Benchmarking Producer-Consumer Implementations

Jul 26, 2024

7 mins read

In this post we are concerned with Single Producer Multiple Consumers (SPMC) solutions for exchanging data in a multithreaded application. We compare performance of several locking and lock-free implementations under realistic conditions common for audio and other streaming applications.

The Problem

We consider a system in which sample data are captured from one or more sensors at a regular interval. A good example is a multichannel audio card. A device driver usually invokes a user callback and passes the input samples as a parameter. The callback must finish its execution before the next block of samples becomes available, at which point it is invoked again.

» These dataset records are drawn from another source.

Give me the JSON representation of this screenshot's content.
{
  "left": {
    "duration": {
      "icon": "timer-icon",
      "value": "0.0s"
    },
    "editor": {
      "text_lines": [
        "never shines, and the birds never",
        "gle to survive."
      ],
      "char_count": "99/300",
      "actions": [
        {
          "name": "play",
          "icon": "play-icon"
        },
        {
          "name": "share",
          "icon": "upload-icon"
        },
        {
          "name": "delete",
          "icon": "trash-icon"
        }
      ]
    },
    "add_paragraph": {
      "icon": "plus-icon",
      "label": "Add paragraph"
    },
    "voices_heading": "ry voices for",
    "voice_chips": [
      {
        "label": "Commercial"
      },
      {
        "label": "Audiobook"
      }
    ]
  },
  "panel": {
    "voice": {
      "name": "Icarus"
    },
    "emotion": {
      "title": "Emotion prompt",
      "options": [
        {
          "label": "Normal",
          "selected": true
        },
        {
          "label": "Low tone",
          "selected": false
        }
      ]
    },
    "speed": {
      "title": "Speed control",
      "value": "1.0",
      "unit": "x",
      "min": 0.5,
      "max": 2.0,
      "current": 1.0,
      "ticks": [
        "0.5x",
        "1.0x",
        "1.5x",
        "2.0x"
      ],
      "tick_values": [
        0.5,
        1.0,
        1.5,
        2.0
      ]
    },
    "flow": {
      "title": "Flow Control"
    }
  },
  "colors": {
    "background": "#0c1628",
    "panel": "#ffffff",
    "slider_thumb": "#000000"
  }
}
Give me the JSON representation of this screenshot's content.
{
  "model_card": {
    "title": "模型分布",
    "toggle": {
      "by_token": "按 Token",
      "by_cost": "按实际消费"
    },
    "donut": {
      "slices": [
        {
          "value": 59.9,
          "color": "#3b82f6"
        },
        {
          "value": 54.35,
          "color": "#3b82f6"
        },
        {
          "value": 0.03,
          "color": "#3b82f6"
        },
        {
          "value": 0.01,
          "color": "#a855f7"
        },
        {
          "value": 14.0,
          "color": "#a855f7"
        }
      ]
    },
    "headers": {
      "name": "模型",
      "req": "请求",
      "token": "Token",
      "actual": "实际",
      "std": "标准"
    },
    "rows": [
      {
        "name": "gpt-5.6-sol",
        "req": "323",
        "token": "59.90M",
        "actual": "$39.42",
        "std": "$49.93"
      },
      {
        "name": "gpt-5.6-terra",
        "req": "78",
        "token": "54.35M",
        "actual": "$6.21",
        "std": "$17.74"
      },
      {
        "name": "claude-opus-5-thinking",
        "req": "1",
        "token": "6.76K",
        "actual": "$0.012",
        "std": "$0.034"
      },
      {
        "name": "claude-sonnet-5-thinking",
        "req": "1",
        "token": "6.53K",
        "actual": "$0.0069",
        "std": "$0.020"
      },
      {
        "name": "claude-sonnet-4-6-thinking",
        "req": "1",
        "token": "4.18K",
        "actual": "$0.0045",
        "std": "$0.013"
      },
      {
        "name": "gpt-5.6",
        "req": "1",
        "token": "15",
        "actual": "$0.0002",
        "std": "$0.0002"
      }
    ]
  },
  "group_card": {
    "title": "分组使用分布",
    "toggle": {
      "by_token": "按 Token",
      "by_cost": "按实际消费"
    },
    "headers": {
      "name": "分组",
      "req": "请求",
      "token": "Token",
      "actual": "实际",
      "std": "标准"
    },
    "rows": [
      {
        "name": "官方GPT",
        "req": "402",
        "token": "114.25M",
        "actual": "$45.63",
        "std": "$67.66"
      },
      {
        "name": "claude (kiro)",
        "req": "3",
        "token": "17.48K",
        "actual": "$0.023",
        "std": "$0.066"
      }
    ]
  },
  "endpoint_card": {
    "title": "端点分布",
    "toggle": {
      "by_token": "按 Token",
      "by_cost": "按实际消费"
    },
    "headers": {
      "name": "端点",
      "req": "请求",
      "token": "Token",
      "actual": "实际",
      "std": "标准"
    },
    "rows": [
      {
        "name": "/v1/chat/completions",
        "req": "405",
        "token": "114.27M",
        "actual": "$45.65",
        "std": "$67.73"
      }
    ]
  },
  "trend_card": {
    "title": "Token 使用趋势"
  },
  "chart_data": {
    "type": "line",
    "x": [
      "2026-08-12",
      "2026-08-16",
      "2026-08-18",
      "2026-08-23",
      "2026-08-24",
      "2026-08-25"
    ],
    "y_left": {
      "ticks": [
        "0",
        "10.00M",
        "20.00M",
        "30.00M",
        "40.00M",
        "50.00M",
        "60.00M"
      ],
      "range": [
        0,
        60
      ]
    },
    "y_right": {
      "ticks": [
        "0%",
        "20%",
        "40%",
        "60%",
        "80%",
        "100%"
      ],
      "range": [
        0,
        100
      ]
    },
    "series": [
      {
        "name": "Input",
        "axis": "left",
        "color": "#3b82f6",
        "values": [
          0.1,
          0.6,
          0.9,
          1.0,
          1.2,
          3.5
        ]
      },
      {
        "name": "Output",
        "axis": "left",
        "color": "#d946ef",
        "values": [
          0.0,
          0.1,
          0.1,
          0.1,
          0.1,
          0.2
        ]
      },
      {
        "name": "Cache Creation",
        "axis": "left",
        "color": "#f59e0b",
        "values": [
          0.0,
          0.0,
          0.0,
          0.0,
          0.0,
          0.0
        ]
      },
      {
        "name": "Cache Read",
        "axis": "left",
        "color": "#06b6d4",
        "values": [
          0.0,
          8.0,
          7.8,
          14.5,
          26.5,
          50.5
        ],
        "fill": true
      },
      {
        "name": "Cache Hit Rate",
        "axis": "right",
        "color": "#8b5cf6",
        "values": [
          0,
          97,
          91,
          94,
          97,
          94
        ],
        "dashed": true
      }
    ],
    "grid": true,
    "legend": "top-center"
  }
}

As with most multithreaded applications the main performance bottleneck is caused by the need to synchronize the producer and consumer threads to avoid race conditions. Failure to do so in a C++ application results in Undefined Behaviour. It is important to understand that Undefined Behaviour (UB) means that the result of the whole program becomes undefined and not just the operation that caused it. Upon encountering Undefined Behaviour a valid C++ program is free to take any actions including terminating immediately. Due to the overhead of identifying race conditions and UB most compilers assume that UB never happens, and thus a defective application will compile and run, and the error might never be discovered.

Possible Solutions

All synchronization mechanisms fall into two broad categories: locking and lock-free. The former rely on mutexes or semaphores to avoid race conditions where the same memory address is read and written simultaneously by two threads. Reading the same memory from multiple threads does not introduce a race condition and is in fact encouraged to increase performance.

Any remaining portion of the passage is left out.